La décision de certains commerçants d'interdire le port du carré rouge à leurs employés a fait bondir plusieurs syndiqués en plus d'enflammer les réseaux sociaux. Renaud-Bray, la SAQ, le Théâtre d'Aujourd'hui et la Grande Bibliothèque ont été montrés du doigt en raison de cette «atteinte à la liberté d'expression».

La crise étudiante, on le sait, a polarisé la société, elle a transformé l'espace public en un lieu d'échanges et de manifestations, elle a obligé les citoyens à choisir leur camp. Ce qui est normal et sain.

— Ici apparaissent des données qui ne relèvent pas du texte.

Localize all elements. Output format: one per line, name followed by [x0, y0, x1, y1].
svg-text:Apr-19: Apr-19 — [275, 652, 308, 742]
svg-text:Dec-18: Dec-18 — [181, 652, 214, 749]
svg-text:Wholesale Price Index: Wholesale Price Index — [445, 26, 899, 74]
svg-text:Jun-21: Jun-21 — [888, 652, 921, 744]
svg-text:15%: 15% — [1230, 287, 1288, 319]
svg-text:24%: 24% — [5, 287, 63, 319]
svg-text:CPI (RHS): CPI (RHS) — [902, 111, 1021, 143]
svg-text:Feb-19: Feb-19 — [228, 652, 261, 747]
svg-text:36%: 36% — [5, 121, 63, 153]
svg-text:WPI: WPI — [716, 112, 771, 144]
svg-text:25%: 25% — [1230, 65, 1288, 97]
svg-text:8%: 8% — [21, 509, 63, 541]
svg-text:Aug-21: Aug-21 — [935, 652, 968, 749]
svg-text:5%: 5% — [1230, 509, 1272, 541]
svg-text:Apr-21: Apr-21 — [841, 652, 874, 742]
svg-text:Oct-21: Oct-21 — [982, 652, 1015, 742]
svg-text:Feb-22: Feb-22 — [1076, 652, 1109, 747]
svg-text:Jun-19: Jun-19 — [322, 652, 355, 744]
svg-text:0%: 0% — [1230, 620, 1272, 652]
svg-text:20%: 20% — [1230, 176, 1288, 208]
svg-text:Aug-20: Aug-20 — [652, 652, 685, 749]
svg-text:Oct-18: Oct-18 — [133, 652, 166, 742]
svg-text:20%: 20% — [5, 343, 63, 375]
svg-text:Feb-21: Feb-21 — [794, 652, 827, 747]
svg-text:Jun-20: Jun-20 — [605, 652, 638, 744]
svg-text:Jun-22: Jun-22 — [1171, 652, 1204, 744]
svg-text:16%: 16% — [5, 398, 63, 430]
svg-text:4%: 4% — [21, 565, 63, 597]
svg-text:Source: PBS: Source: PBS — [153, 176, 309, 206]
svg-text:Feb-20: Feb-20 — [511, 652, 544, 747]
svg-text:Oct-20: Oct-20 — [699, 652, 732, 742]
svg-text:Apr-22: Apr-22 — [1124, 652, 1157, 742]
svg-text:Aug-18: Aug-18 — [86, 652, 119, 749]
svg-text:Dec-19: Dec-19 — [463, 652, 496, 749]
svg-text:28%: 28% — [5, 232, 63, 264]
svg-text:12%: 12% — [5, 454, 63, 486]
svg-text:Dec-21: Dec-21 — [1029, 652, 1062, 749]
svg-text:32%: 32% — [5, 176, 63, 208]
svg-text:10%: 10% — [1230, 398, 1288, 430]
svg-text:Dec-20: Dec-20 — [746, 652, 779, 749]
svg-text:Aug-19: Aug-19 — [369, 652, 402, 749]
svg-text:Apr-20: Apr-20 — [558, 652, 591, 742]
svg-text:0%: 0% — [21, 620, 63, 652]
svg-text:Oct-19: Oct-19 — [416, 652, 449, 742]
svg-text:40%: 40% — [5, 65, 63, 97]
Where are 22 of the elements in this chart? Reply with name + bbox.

Mais ce faisant, elle a aussi exacerbé les émotions au point d'ouvrir la porte à toutes les exagérations. Après l'«État policier», le «SSPVM» et la législation digne de Poutine, voilà en effet qu'une politique d'entreprise tout à fait banale est vilipendée parce qu'elle participe à «la censure» et à la «répression» ambiantes...

Le délégué syndical d'un Renaud-Bray a ainsi publié un billet dans lequel il accuse son employeur de faire subir à ses collègues un traitement «excessif» et «radical».

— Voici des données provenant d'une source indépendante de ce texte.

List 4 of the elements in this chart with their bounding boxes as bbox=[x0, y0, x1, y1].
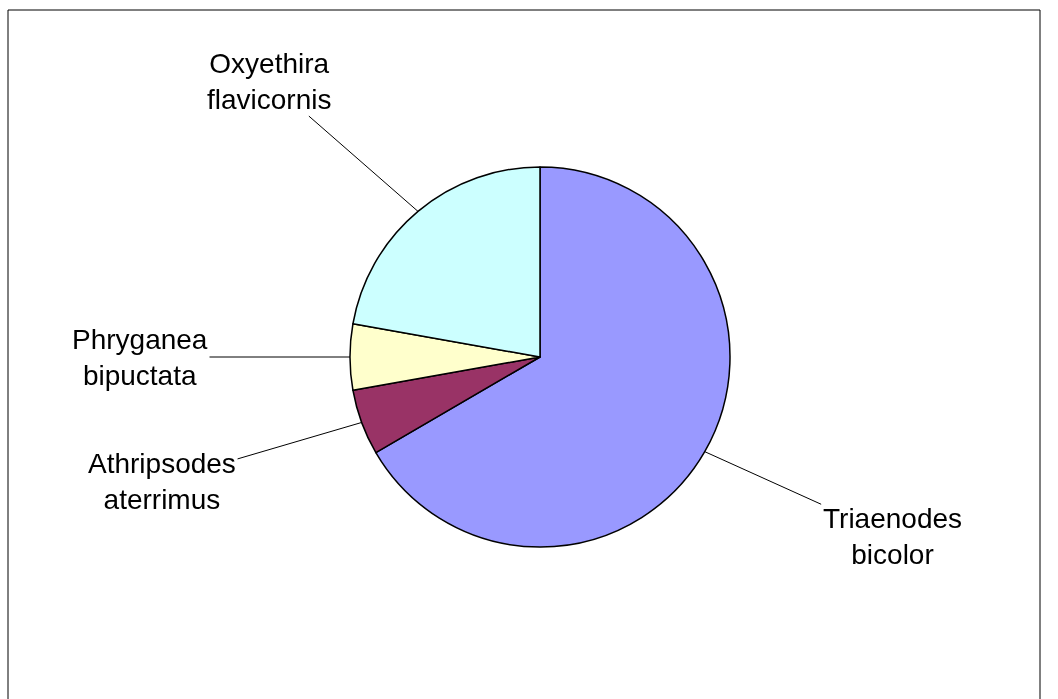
slice-label: Triaenodes bicolor bbox=[823, 503, 963, 571]
slice-label: Oxyethira flavicornis bbox=[207, 48, 332, 116]
slice-label: Athripsodes aterrimus bbox=[88, 448, 236, 516]
slice-label: Phryganea bipuctata bbox=[72, 324, 208, 392]
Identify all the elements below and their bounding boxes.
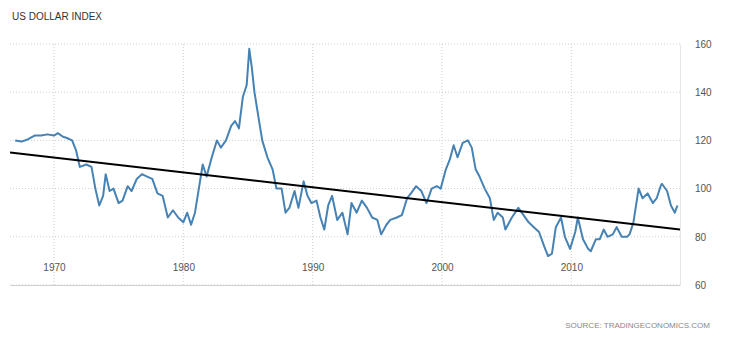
grid-line-y — [10, 285, 680, 286]
y-tick-label: 140 — [695, 87, 712, 98]
x-tick-label: 1990 — [302, 262, 325, 273]
y-tick: 80 — [680, 232, 707, 243]
y-axis-line — [680, 45, 681, 286]
grid — [10, 44, 680, 285]
grid-line-x — [312, 44, 313, 285]
y-tick: 100 — [680, 183, 712, 194]
grid-line-x — [53, 44, 54, 285]
x-tick: 2010 — [561, 262, 584, 285]
grid-line-y — [10, 44, 680, 45]
y-tick-label: 160 — [695, 39, 712, 50]
y-tick-label: 100 — [695, 183, 712, 194]
x-tick: 1970 — [43, 262, 66, 285]
x-tick: 1980 — [173, 262, 196, 285]
index-line — [15, 49, 677, 256]
x-tick-label: 2010 — [561, 262, 584, 273]
x-axis-line — [11, 285, 681, 286]
x-axis: 1970 1980 1990 2000 2010 — [11, 262, 681, 285]
y-axis: 60 80 100 120 140 160 — [680, 39, 712, 291]
grid-line-y — [10, 92, 680, 93]
trend-line — [10, 152, 680, 229]
y-tick-label: 60 — [695, 280, 707, 291]
y-tick: 140 — [680, 87, 712, 98]
x-tick: 1990 — [302, 262, 325, 285]
grid-line-y — [10, 188, 680, 189]
x-tick-label: 1980 — [173, 262, 196, 273]
y-tick: 60 — [680, 280, 707, 291]
x-tick-label: 2000 — [431, 262, 454, 273]
grid-line-y — [10, 140, 680, 141]
plot-area — [10, 49, 680, 256]
grid-line-y — [10, 236, 680, 237]
grid-line-x — [442, 44, 443, 285]
x-tick-label: 1970 — [43, 262, 66, 273]
y-tick-label: 80 — [695, 232, 707, 243]
y-tick: 160 — [680, 39, 712, 50]
x-tick: 2000 — [431, 262, 454, 285]
grid-line-x — [183, 44, 184, 285]
title: US DOLLAR INDEX — [12, 11, 102, 22]
source: SOURCE: TRADINGECONOMICS.COM — [565, 321, 710, 330]
y-tick-label: 120 — [695, 135, 712, 146]
y-tick: 120 — [680, 135, 712, 146]
chart: 1970 1980 1990 2000 2010 60 80 100 120 140 160 US D… — [0, 0, 730, 340]
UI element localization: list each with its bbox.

Le président régional du Syndicat de la fonction publique et parapublique (SFPQ), Jean-François Sylvestre, est allé plus loin au nom «des fiers employés de la BAnQ (Bibliothèque et Archives nationales du Québec) portant le carré rouge». «Notre voix est désormais réprimée de toute part: 35 heures par semaine sur notre lieu de travail, dans nos rues par la police, dans les médias de masse qui l'ostracisent, dans les médias sociaux avec la loi 78. Nous sommes au bord de l'asphyxie! Il ne s'agit plus de neutralité, mais d'effacement complet de notre identité!»

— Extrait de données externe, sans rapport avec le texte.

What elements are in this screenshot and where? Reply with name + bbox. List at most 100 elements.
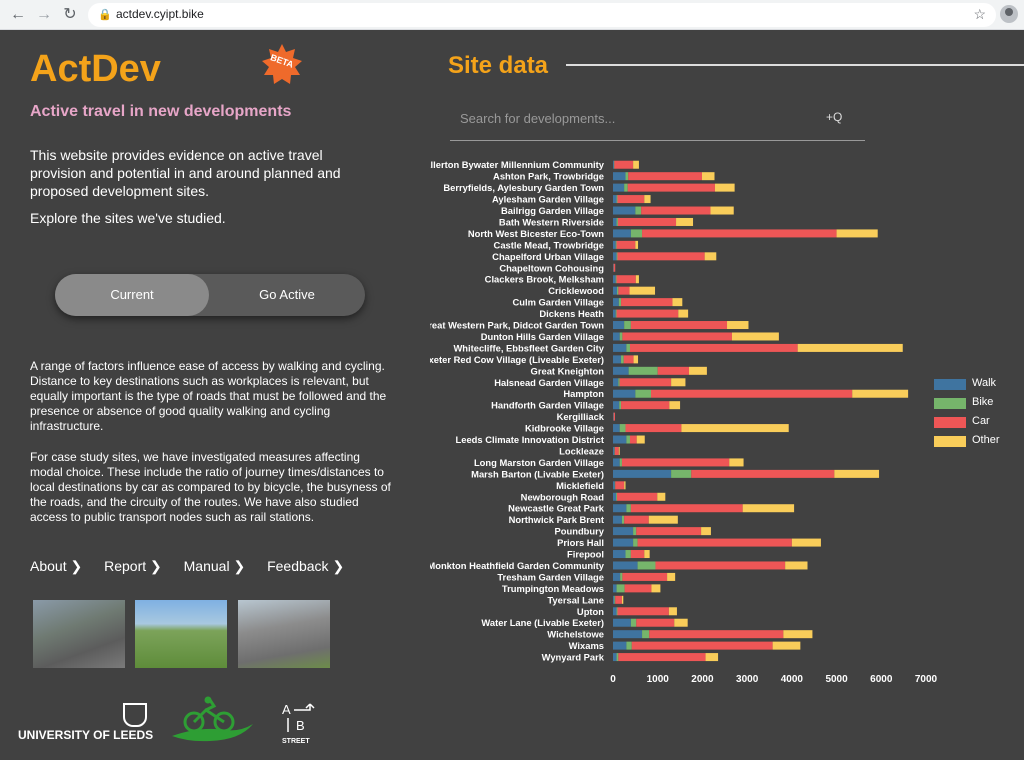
bar-segment-car[interactable] (619, 378, 672, 387)
bar-segment-bike[interactable] (630, 229, 643, 238)
bar-segment-car[interactable] (627, 183, 715, 192)
leeds-logo[interactable]: UNIVERSITY OF LEEDS (18, 728, 154, 742)
bar-segment-other[interactable] (710, 206, 734, 215)
bar-segment-walk[interactable] (613, 618, 631, 627)
bar-segment-bike[interactable] (616, 195, 618, 204)
bar-segment-other[interactable] (635, 275, 639, 284)
zoom-search-icon[interactable]: +Q (826, 110, 843, 124)
bar-segment-walk[interactable] (613, 561, 638, 570)
bar-segment-car[interactable] (621, 401, 670, 410)
current-toggle-button[interactable]: Current (55, 274, 209, 316)
bar-segment-other[interactable] (633, 160, 639, 169)
bar-segment-car[interactable] (617, 252, 705, 261)
bar-segment-walk[interactable] (613, 183, 625, 192)
bar-segment-car[interactable] (655, 561, 786, 570)
bar-segment-other[interactable] (676, 217, 694, 226)
bar-segment-bike[interactable] (616, 607, 618, 616)
bar-segment-walk[interactable] (613, 195, 617, 204)
bar-segment-other[interactable] (772, 641, 801, 650)
bar-segment-walk[interactable] (613, 206, 636, 215)
bar-segment-bike[interactable] (619, 458, 622, 467)
bar-segment-car[interactable] (630, 550, 645, 559)
bar-segment-car[interactable] (618, 286, 630, 295)
bar-segment-other[interactable] (644, 550, 650, 559)
bar-segment-car[interactable] (621, 298, 673, 307)
bar-segment-car[interactable] (629, 435, 637, 444)
bar-segment-car[interactable] (630, 504, 743, 513)
bar-segment-other[interactable] (783, 630, 813, 639)
bar-segment-walk[interactable] (613, 275, 616, 284)
bar-segment-car[interactable] (630, 321, 728, 330)
bar-segment-bike[interactable] (626, 641, 632, 650)
bar-segment-car[interactable] (617, 195, 645, 204)
bar-segment-other[interactable] (648, 515, 678, 524)
bar-segment-other[interactable] (729, 458, 744, 467)
manual-link[interactable]: Manual ❯ (183, 558, 246, 574)
bar-segment-other[interactable] (674, 618, 688, 627)
bar-segment-walk[interactable] (613, 321, 625, 330)
bar-segment-walk[interactable] (613, 366, 629, 375)
bar-segment-other[interactable] (727, 321, 749, 330)
bar-segment-walk[interactable] (613, 401, 620, 410)
bar-segment-car[interactable] (629, 343, 798, 352)
bar-segment-other[interactable] (678, 309, 689, 318)
bar-segment-bike[interactable] (624, 183, 628, 192)
bar-segment-walk[interactable] (613, 309, 616, 318)
profile-icon[interactable] (1000, 5, 1018, 23)
bar-segment-car[interactable] (616, 275, 636, 284)
star-icon[interactable]: ☆ (973, 6, 986, 22)
bar-segment-car[interactable] (636, 618, 675, 627)
bar-segment-walk[interactable] (613, 343, 627, 352)
bar-segment-other[interactable] (644, 195, 651, 204)
report-link[interactable]: Report ❯ (104, 558, 162, 574)
bar-segment-other[interactable] (731, 332, 779, 341)
bar-segment-walk[interactable] (613, 538, 634, 547)
bar-segment-car[interactable] (613, 412, 616, 421)
site-photo-path[interactable] (33, 600, 125, 668)
bar-segment-bike[interactable] (616, 252, 618, 261)
bar-segment-car[interactable] (616, 240, 636, 249)
bar-segment-bike[interactable] (617, 286, 619, 295)
bar-segment-other[interactable] (636, 435, 645, 444)
bar-segment-walk[interactable] (613, 172, 626, 181)
bar-segment-car[interactable] (618, 653, 706, 662)
bar-segment-car[interactable] (623, 355, 634, 364)
bar-segment-bike[interactable] (616, 217, 618, 226)
bar-segment-walk[interactable] (613, 607, 617, 616)
bar-segment-walk[interactable] (613, 355, 622, 364)
bar-segment-car[interactable] (614, 446, 619, 455)
bar-segment-walk[interactable] (613, 240, 616, 249)
bar-segment-bike[interactable] (621, 355, 624, 364)
bar-segment-car[interactable] (649, 630, 784, 639)
bar-segment-car[interactable] (622, 332, 732, 341)
site-photo-park[interactable] (135, 600, 227, 668)
bar-segment-car[interactable] (642, 229, 837, 238)
address-bar[interactable]: 🔒 actdev.cyipt.bike ☆ (88, 3, 996, 27)
bar-segment-car[interactable] (615, 481, 625, 490)
bar-segment-walk[interactable] (613, 492, 617, 501)
bar-segment-walk[interactable] (613, 446, 615, 455)
bar-segment-other[interactable] (657, 492, 666, 501)
bar-segment-bike[interactable] (630, 618, 637, 627)
bar-segment-other[interactable] (671, 378, 686, 387)
back-icon[interactable]: ← (10, 6, 26, 23)
bar-segment-walk[interactable] (613, 378, 619, 387)
bar-segment-walk[interactable] (613, 572, 621, 581)
bar-segment-car[interactable] (636, 527, 702, 536)
bar-segment-car[interactable] (691, 469, 835, 478)
bar-segment-walk[interactable] (613, 229, 631, 238)
bar-segment-other[interactable] (681, 424, 789, 433)
bar-segment-walk[interactable] (613, 217, 617, 226)
bar-segment-car[interactable] (641, 206, 711, 215)
bar-segment-other[interactable] (834, 469, 880, 478)
bar-segment-car[interactable] (613, 263, 616, 272)
bar-segment-walk[interactable] (613, 389, 636, 398)
bar-segment-walk[interactable] (613, 504, 627, 513)
bar-segment-other[interactable] (618, 446, 620, 455)
bar-segment-other[interactable] (689, 366, 707, 375)
bar-segment-bike[interactable] (621, 515, 625, 524)
bar-segment-walk[interactable] (613, 160, 614, 169)
bar-segment-walk[interactable] (613, 298, 619, 307)
bar-segment-other[interactable] (672, 298, 683, 307)
bar-segment-other[interactable] (836, 229, 878, 238)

Un peu de retenue... Il est question d'un code de conduite qui existe depuis des années dans la plupart des antennes gouvernementales et des commerces au détail. Un code qui ne sert pas à «réprimer» les opinions, mais à réduire les sources de friction avec la clientèle et à imposer un devoir de réserve aux représentants de la fonction publique.

Et les signes religieux, le voile, le turban? Il s'agit d'un tout autre enjeu. Ces derniers font partie d'une prescription religieuse, alors que le carré rouge représente une opinion politique ouverte à débat.

On peut bien essayer de donner au carré rouge un sens apolitique, d'en faire le symbole de la «solidarité» intergénérationnelle (signification que pourrait aussi évoquer les verts), il n'en reste pas moins qu'il s'est imposé comme l'emblème d'une lutte politique contre une décision politique.

Et il suffit, ainsi, de le remplacer par tout autre signe politique ou idéologique - une épinglette du PLQ, un macaron pro-vie, un signe en faveur de la peine de mort - pour constater son incongruité dans un lieu où la neutralité est de rigueur.

D'ailleurs, si l'interdiction avait touché le carré vert, les défenseurs de la liberté d'expression auraient-ils été aussi prompts à réagir? Le Théâtre d'Aujourd'hui aurait-il subi la colère des artistes?

On peut s'élever contre l'amalgame fait entre la violence et le carré rouge, mais crier à la répression parce qu'on empêche le port de ce dernier sur les lieux de travail relève carrément de l'enflure verbale.